The war that the council communists had judged inevitable broke out in September 1939. Nevertheless, it took the Dutch Left two months to publish its theoretical review Raden-communisme, while its agitational review Proletenstemmen, had ceased publication in July. The atmosphere of war weighed more heavily in Holland - which remained ‘neutral’ in the conflict – and seemed to paralyse the council communists as their organisation remained very slipshod and totally unprepared for clandestine work should they be forced underground.
Nevertheless, the first issue of Raden-communisme (November 1939), stood firm on its internationalist principles. Analysing the causes of the war1 it refused to differentiate between the ‘democratic’ and ‘fascist’ camps. Taking up the analyses of revolutionaries during World War I, it concluded: “... it is world capitalism, as an economic system, which is responsible for this war, and not any particular country”.2
Raden-communisme showed that the unleashing of war by Germany had been made possible “by the concentration of all capital in the hands of the state” and “by a growing exploitation of the working class” in Germany. This phenomenon was identical in the ‘democratic’ camp, since “In a short space of time England built up its own ‘totalitarian’ capitalist organisation”.
As far as the military situation was concerned, the GIC judged it ‘unlikely’ that Holland - like Belgium and Scandinavia - would remain ‘neutral’; without saying so explicitly, it suggested that Holland could be occupied by either the Anglo-French or the German camp. In any case, “in a few years, the map of the world will be totally modified” by the conflict. Refusing to forecast the victory of one or the other camps, it insisted that the peace, like the Peace of Versailles after World War I, would be devastating.
The international communists were equally cautious as to the outcome of the war. Revolutionary activity by the proletariat at the end of the conflict, as in 1917, was less a hypothesis than an “incalculable factor”. “It is certain that after some years of war a new, formidable social force will hinder the war plans of the capitalists, but we do not know what will be the breadth or depth of its effects”.3
Like all revolutionaries of the time however, the GIC thought that a revolutionary movement could only arise in Germany. The disappearance of the ‘old workers’ movement’ would leave room for movements of the masses. This would in some sense repeat the events of Germany 1918, which this time would end with a victory of the proletariat.
Faced with war and the threat of the extension of military operations onto Dutch territory, the Council Communists seemed hesitant in undertaking their anti-war revolutionary propaganda. It is true that they had no desire to conduct a frontist policy with Sneevliet’s RSAP, which at the beginning of 1940 proposed the formation of an anti-war front (Nederland Anti-Oorlogs Front) regrouping syndicalists, anarchists and Trotskyists for common action.4 They refused to join up with this Front.

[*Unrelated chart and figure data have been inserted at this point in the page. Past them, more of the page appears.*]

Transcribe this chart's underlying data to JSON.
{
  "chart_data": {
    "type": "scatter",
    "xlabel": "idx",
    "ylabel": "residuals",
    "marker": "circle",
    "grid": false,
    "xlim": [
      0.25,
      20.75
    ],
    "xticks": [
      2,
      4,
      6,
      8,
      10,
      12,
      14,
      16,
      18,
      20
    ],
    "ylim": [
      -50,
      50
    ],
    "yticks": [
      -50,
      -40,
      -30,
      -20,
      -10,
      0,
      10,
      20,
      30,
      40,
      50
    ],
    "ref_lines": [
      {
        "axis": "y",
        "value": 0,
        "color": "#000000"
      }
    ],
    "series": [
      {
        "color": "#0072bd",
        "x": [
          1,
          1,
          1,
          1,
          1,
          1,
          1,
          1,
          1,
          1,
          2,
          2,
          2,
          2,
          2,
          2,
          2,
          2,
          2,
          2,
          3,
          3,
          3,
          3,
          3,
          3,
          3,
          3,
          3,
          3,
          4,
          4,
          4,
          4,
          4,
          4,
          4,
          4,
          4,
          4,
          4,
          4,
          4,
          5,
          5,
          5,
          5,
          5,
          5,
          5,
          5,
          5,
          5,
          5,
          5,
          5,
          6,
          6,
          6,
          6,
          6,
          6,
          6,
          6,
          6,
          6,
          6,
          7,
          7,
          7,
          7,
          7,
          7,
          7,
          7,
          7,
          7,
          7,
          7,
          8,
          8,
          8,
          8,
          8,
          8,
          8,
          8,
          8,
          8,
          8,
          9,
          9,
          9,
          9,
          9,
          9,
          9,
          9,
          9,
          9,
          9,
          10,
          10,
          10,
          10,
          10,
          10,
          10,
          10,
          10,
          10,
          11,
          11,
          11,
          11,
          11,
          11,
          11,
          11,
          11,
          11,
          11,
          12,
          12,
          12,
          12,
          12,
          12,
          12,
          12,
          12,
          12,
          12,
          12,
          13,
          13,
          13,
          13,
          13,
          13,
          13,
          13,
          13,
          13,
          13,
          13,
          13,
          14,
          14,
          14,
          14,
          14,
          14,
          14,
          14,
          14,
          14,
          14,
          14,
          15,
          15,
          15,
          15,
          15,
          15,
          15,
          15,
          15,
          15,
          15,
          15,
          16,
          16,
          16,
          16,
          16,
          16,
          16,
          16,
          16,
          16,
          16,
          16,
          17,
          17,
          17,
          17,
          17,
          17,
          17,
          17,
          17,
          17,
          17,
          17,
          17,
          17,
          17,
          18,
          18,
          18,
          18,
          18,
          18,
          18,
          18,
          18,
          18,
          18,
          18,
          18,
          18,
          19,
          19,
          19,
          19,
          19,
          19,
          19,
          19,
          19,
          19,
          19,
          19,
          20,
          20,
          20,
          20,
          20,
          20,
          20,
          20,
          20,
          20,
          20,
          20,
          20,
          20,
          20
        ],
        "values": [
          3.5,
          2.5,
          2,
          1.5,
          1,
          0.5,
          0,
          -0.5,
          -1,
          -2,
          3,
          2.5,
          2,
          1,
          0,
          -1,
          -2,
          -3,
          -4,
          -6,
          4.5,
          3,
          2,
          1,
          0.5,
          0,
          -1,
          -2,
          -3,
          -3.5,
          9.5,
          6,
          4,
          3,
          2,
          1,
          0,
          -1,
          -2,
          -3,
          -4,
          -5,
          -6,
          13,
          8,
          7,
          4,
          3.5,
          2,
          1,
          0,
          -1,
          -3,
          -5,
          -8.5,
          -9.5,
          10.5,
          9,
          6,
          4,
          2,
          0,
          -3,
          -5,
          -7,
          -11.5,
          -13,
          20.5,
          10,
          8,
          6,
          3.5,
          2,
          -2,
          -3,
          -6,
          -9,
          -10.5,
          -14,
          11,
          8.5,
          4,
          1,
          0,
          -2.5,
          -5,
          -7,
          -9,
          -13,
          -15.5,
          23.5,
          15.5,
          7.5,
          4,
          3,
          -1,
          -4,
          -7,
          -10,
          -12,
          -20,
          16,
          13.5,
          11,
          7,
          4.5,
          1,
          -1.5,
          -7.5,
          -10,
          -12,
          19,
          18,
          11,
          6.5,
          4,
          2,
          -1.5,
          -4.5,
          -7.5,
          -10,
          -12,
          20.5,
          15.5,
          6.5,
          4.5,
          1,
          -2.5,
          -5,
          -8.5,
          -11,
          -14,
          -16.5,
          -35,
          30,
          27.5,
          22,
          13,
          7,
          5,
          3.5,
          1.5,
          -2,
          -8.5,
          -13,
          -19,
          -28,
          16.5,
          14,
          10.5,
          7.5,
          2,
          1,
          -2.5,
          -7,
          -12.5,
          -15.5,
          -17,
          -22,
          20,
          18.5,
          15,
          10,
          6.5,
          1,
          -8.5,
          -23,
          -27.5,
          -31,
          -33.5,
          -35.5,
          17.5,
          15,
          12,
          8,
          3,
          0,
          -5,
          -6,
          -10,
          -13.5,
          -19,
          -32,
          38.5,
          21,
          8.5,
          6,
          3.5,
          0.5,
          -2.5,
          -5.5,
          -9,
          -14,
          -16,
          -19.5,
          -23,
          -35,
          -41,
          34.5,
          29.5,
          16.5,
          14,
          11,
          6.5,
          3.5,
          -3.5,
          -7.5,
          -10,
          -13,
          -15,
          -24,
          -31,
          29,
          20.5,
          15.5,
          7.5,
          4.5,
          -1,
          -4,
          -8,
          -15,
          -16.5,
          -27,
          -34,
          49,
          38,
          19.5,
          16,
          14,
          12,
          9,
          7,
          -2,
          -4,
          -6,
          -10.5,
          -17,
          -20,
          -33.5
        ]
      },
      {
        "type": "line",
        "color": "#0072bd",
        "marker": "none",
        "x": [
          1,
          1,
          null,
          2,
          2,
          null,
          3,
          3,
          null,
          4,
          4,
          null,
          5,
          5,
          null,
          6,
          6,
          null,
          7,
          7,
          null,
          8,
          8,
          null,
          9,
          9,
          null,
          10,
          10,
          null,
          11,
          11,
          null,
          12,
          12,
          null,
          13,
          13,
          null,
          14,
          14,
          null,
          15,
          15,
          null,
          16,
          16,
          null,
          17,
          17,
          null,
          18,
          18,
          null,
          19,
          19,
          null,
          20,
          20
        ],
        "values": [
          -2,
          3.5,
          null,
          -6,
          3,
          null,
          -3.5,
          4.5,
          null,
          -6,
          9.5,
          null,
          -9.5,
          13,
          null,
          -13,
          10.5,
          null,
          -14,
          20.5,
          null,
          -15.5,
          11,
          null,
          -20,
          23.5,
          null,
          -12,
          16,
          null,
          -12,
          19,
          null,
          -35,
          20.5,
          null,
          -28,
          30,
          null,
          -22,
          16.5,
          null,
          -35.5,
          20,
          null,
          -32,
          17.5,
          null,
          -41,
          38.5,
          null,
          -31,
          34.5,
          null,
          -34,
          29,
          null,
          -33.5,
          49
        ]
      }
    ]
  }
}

Up to the invasion of Holland on 10th May 1940, agitation against imperialist war was undertaken by a few local ‘councilist’ currents. Thus the group of Gravenhage (The Hague) regularly brought out a bulletin with a significant title: Soldatenbrieven (Soldiers’ letters) with a resolutely anti-militarist content. Addressed to soldiers and workers, the October 1939 issue denounced any form of patriotism: “We workers of every country want to live and struggle against our enemy in our own country, against Dutch capitalism”.5
The bulletin, distributed in some barracks, appealed to soldiers not to adhere to either of the two camps: that of “private capital” (France, Britain, Holland) or that of “state capital” (Russia, Germany, Italy). Conscious that Holland was living through a precarious peace and that the extension of the conflict would reduce the country to “smoking ruins”, the militants proclaimed in the November issue: “The war has begun, the revolution is coming”. They appealed to the proletariat of every country to struggle against all “the parasitic institutions: State, Church, Party or Unions”.6
On 1st May 1940, a few days before the surprise invasion by the German army, the De Geer government, which included socialist (SDAP) ministers, banned all demonstrations; the state of siege was soon proclaimed in ‘democratic’ Holland. The application of article 33 of a law of 1848 permitted arbitrary internment. This affected certain members of the Dutch Communist and Nazi parties. A few days later the invasion ended with the occupation of the whole country. Soon Seyss-Inquart, nominated by Hitler, took over the administration. The Gestapo arrived, with a list of militants to arrest, including Sneevliet.7
1. De wortel van de oorlog (The Roots of the War), p.2.
4. Cf. Max Perthus: Henk Sneevliet revolutionair-socialist in Europa an Azië, SUN Nijmegen, 1976; p.414-415.
5. Soldaten brieven, no.2, p.3. The banner slogan read: “the workers have no country”.
6. Soldaten brieven, no. 3, p. 3. The struggle must be undertaken in every country: “For all the workers of the world, the enemy is in their own country, inside and not outside the national frontiers” (p. 2, ‘de oorlog is begonnen, de revolutie komt’).
7. Previously, it was the Dutch police who had the task of arresting Sneevliet, who was in Belgium on 10th March.